006 (236875.000.000) 2022-07-27 14:55:22 Image size of job updated: 35
0 - MemoryUsage of job (MB)
0 - ResidentSetSize of job (KB)
...
040 (236875.000.000) 2022-07-27 14:55:22 Started transferring output files
...
040 (236875.000.000) 2022-07-27 14:55:22 Finished transferring output files
...
005 (236875.000.000) 2022-07-27 14:55:22 Job terminated.

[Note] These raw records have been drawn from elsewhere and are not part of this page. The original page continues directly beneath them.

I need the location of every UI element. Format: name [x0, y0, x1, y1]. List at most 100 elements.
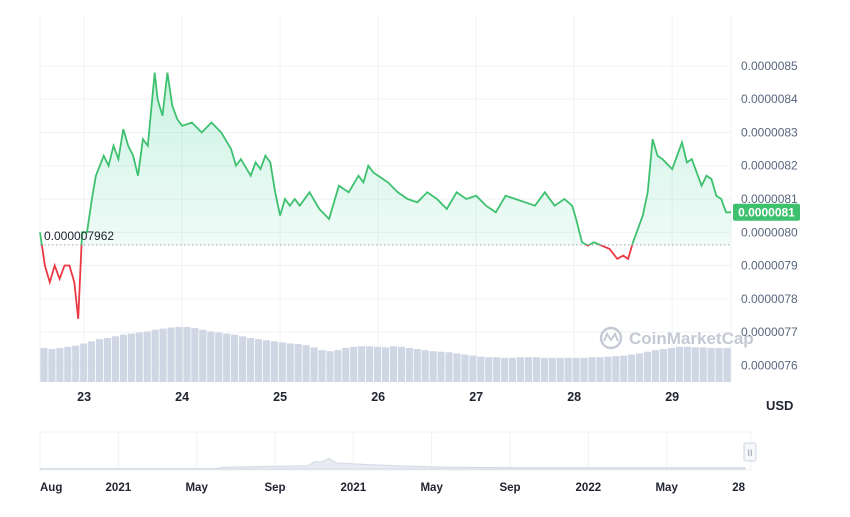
volume-bar — [207, 331, 215, 382]
volume-bar — [286, 343, 294, 382]
x-tick-label: 28 — [567, 390, 581, 404]
volume-bar — [254, 339, 262, 382]
navigator-x-labels: Aug 2021 May Sep 2021 May Sep 2022 May 28 — [40, 482, 746, 494]
reference-price-label: 0.000007962 — [44, 229, 114, 243]
volume-bar — [318, 350, 326, 382]
volume-bar — [159, 328, 167, 382]
volume-bar — [373, 346, 382, 382]
volume-bar — [231, 334, 239, 382]
volume-bar — [540, 357, 548, 382]
volume-bar — [405, 347, 413, 382]
x-tick-label: 26 — [371, 390, 385, 404]
volume-bar — [262, 340, 270, 382]
volume-bar — [556, 357, 564, 382]
volume-bar — [342, 347, 350, 382]
y-tick-label: 0.0000078 — [741, 292, 798, 306]
price-line-above-reference — [39, 72, 731, 245]
volume-bar — [524, 357, 533, 382]
volume-bar — [95, 339, 104, 382]
y-tick-label: 0.0000076 — [741, 358, 798, 372]
x-tick-label: 29 — [665, 390, 679, 404]
volume-bar — [334, 350, 342, 382]
volume-bar — [119, 334, 127, 382]
volume-bar — [691, 347, 699, 382]
volume-bar — [175, 327, 183, 382]
volume-bar — [199, 329, 207, 382]
volume-bar — [501, 357, 509, 382]
volume-bar — [493, 357, 501, 382]
navigator-handle[interactable]: II — [743, 442, 757, 462]
volume-bar — [596, 357, 604, 382]
volume-bar — [715, 347, 723, 382]
navigator-x-label: Aug — [40, 482, 62, 494]
volume-bar — [40, 347, 48, 382]
volume-bar — [151, 329, 159, 382]
volume-bar — [278, 342, 286, 382]
volume-bar — [461, 354, 469, 382]
volume-bar — [604, 356, 612, 382]
volume-bar — [509, 357, 517, 382]
volume-bar — [294, 344, 302, 382]
volume-bar — [302, 345, 310, 382]
range-navigator[interactable]: II — [39, 431, 757, 471]
current-price-label: 0.0000081 — [738, 205, 795, 219]
volume-bar — [644, 351, 652, 382]
volume-bar — [564, 357, 572, 382]
y-tick-label: 0.0000079 — [741, 259, 798, 273]
volume-bar — [135, 332, 143, 382]
volume-bar — [667, 347, 676, 382]
volume-bar — [270, 341, 278, 382]
y-tick-label: 0.0000081 — [741, 192, 798, 206]
volume-bar — [453, 353, 461, 382]
volume-bar — [469, 355, 477, 382]
volume-bar — [628, 354, 636, 382]
coinmarketcap-logo-icon — [599, 326, 623, 350]
volume-bar — [516, 357, 525, 382]
volume-bar — [683, 346, 691, 382]
navigator-x-label: May — [185, 482, 208, 494]
navigator-handle-grip: II — [747, 448, 752, 458]
volume-bar — [223, 333, 231, 382]
volume-bar — [723, 347, 731, 382]
volume-bar — [397, 346, 405, 382]
volume-bar — [246, 338, 255, 382]
navigator-x-label: May — [420, 482, 443, 494]
current-price-badge: 0.0000081 — [733, 203, 800, 221]
y-tick-label: 0.0000085 — [741, 59, 798, 73]
volume-bar — [310, 347, 318, 382]
volume-bar — [80, 343, 88, 382]
y-axis-ticks: 0.0000076 0.0000077 0.0000078 0.0000079 0.00… — [741, 59, 798, 372]
volume-bar — [620, 355, 628, 382]
volume-bar — [675, 346, 683, 382]
volume-bar — [111, 336, 120, 382]
volume-bar — [238, 336, 247, 382]
volume-bar — [56, 347, 64, 382]
navigator-gridlines — [117, 432, 668, 470]
volume-bars — [40, 327, 731, 382]
volume-bar — [636, 353, 644, 382]
currency-label: USD — [766, 398, 793, 413]
volume-bar — [64, 346, 72, 382]
y-tick-label: 0.0000077 — [741, 325, 798, 339]
y-tick-label: 0.0000082 — [741, 159, 798, 173]
volume-bar — [366, 346, 374, 382]
volume-bar — [707, 347, 715, 382]
x-axis-ticks: 23 24 25 26 27 28 29 — [77, 390, 679, 404]
volume-bar — [215, 332, 223, 382]
y-tick-label: 0.0000083 — [741, 125, 798, 139]
navigator-x-label: Sep — [499, 482, 520, 494]
volume-bar — [429, 351, 437, 382]
volume-bar — [699, 347, 707, 382]
x-tick-label: 24 — [175, 390, 189, 404]
volume-bar — [389, 346, 398, 382]
volume-bar — [183, 327, 191, 382]
navigator-x-label: Sep — [264, 482, 285, 494]
volume-bar — [651, 350, 660, 382]
volume-bar — [659, 349, 668, 382]
volume-bar — [350, 346, 358, 382]
volume-bar — [127, 333, 135, 382]
volume-bar — [167, 327, 175, 382]
volume-bar — [532, 357, 540, 382]
navigator-x-label: 2022 — [576, 482, 602, 494]
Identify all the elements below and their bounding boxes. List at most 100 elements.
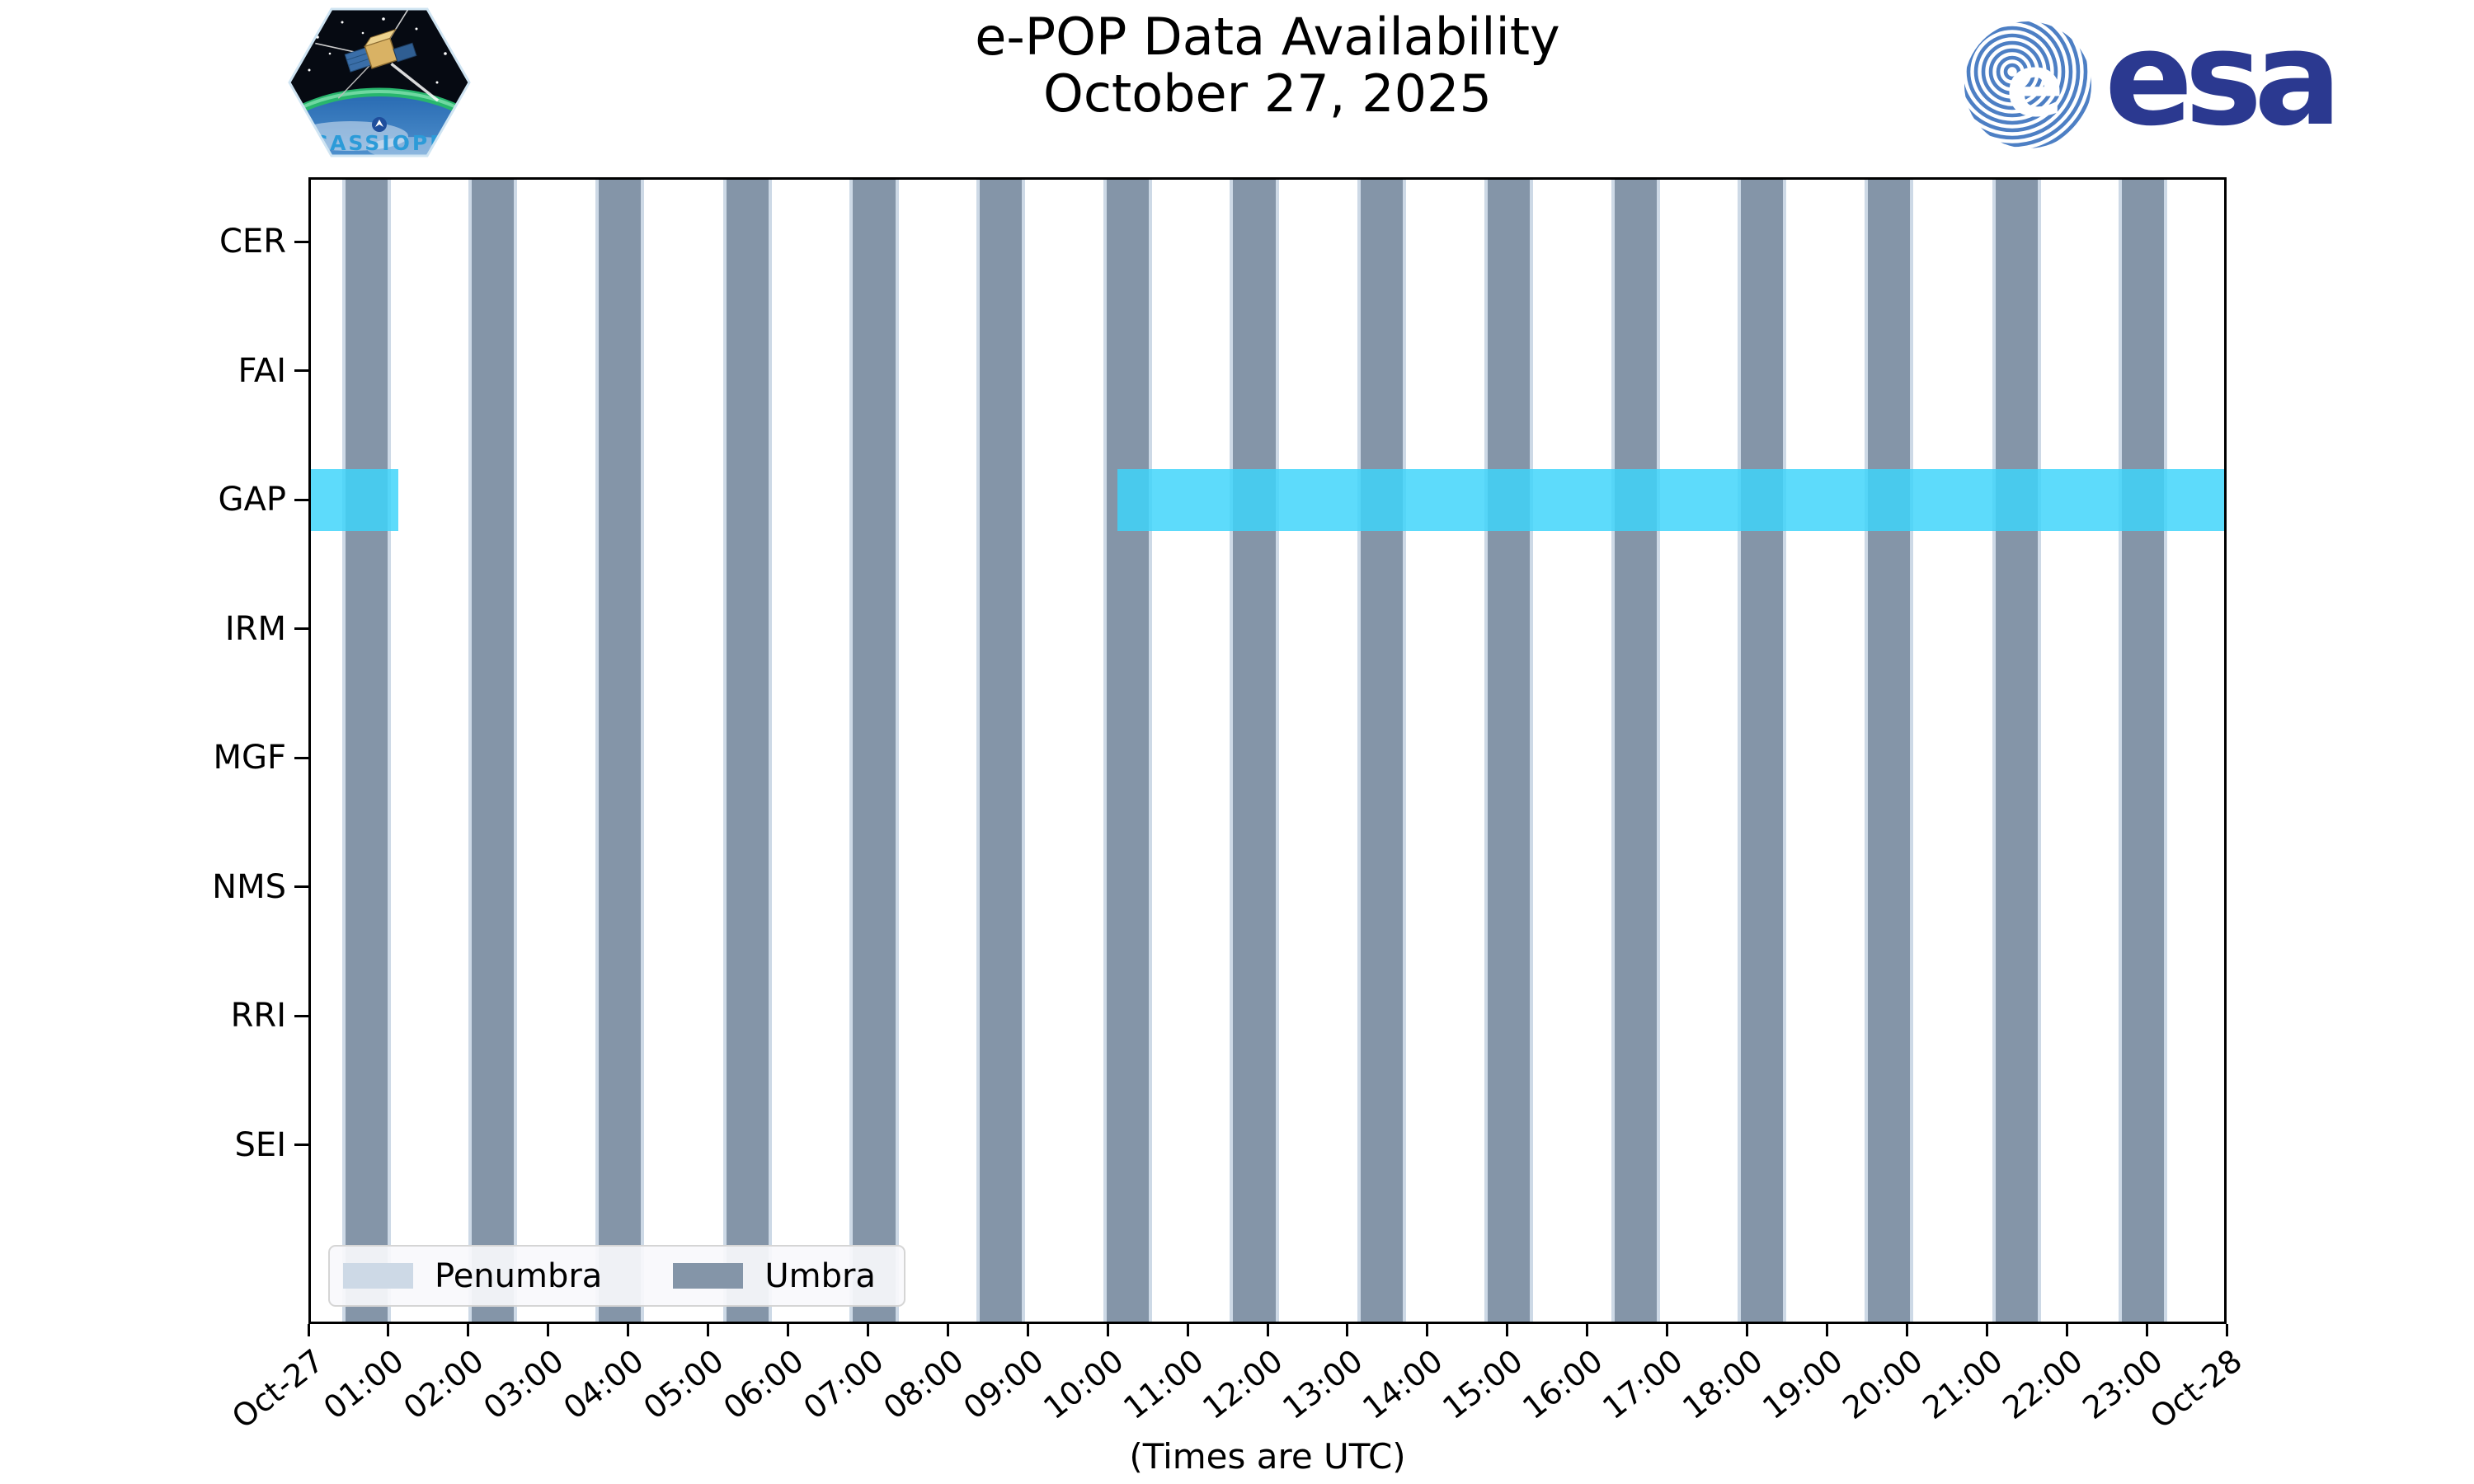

(1) Normal termination (return value 0)
Usr 0 00:00:00, Sys 0 00:00:00 - Run Remote Usage
Usr 0 00:00:00, Sys 0 00:00:00 - Run Local Usage
Usr 0 00:00:00, Sys 0 00:00:00 - Total Remote Usage
Usr 0 00:00:00, Sys 0 00:00:00 - Total Local Usage
0 - Run Bytes Sent By Job
33128 - Run Bytes Received By Job
0 - Total Bytes Sent By Job
33128 - Total Bytes Received By Job
Partitionable Resources : Usage Request Allocated
Cpus : 1 1
Disk (KB) : 49 1048576 1336536
IoHeavy : 0
Memory (MB) : 0 1024 1024
Job terminated of its own accord at 2022-07-27T19:55:22Z with exit-code 0.
...
Looking at DAGMan's various files, we see that DAGMan itself ran as a job (specifically, a "scheduler" universe job).
username@learn $ ls simple.dag.*
simple.dag.condor.sub simple.dag.dagman.out simple.dag.lib.out simple.dag.nodes.log
simple.dag.dagman.log simple.dag.lib.err simple.dag.metrics
username@learn $ cat simple.dag.condor.sub
# Filename: simple.dag.condor.sub
# Generated by condor_submit_dag simple.dag
universe = scheduler
executable = /usr/bin/condor_dagman
getenv = True
output = simple.dag.lib.out
error = simple.dag.lib.err
log = simple.dag.dagman.log
remove_kill_sig = SIGUSR1
+OtherJobRemoveRequirements = "DAGManJobId =?= $(cluster)"
# Note: default on_exit_remove expression:
# ( ExitSignal =?= 11 || (ExitCode =!= UNDEFINED && ExitCode >=0 && ExitCode <= 2))
# attempts to ensure that DAGMan is automatically
# requeued by the schedd if it exits abnormally or
# is killed (e.g., during a reboot).
on_exit_remove = (ExitSignal =?= 11 || (ExitCode =!= UNDEFINED && ExitCode >=0 && ExitCode <= 2))
copy_to_spool = False
arguments = "-p 0 -f -l . -Lockfile simple.dag.lock -AutoRescue 1 -DoRescueFrom 0 -Dag simple.dag -Suppress_notification -CsdVersion $CondorVersion:' '9.11.0' '2022-07-19' 'BuildID:' '597572' 'PackageID:' '9.11.0-0.597572' 'RC' '$ -Dagman /usr/bin/condor_dagman"
environment = _CONDOR_SCHEDD_ADDRESS_FILE=/var/lib/condor/spool/.schedd_address;_CONDOR_MAX_DAGMAN_LOG=0;_CONDOR_SCHEDD_DAEMON_AD_FILE=/var/lib/condor/spool/.schedd_classad;_CONDOR_DAGMAN_LOG=simple.dag.dagman.out
queue
If you want to clean up some of these files (you may not want to, at least not yet), run:
username@learn $ rm simple.dag.*
Challenge¶
- What is the scheduler universe? Why does DAGMan use it?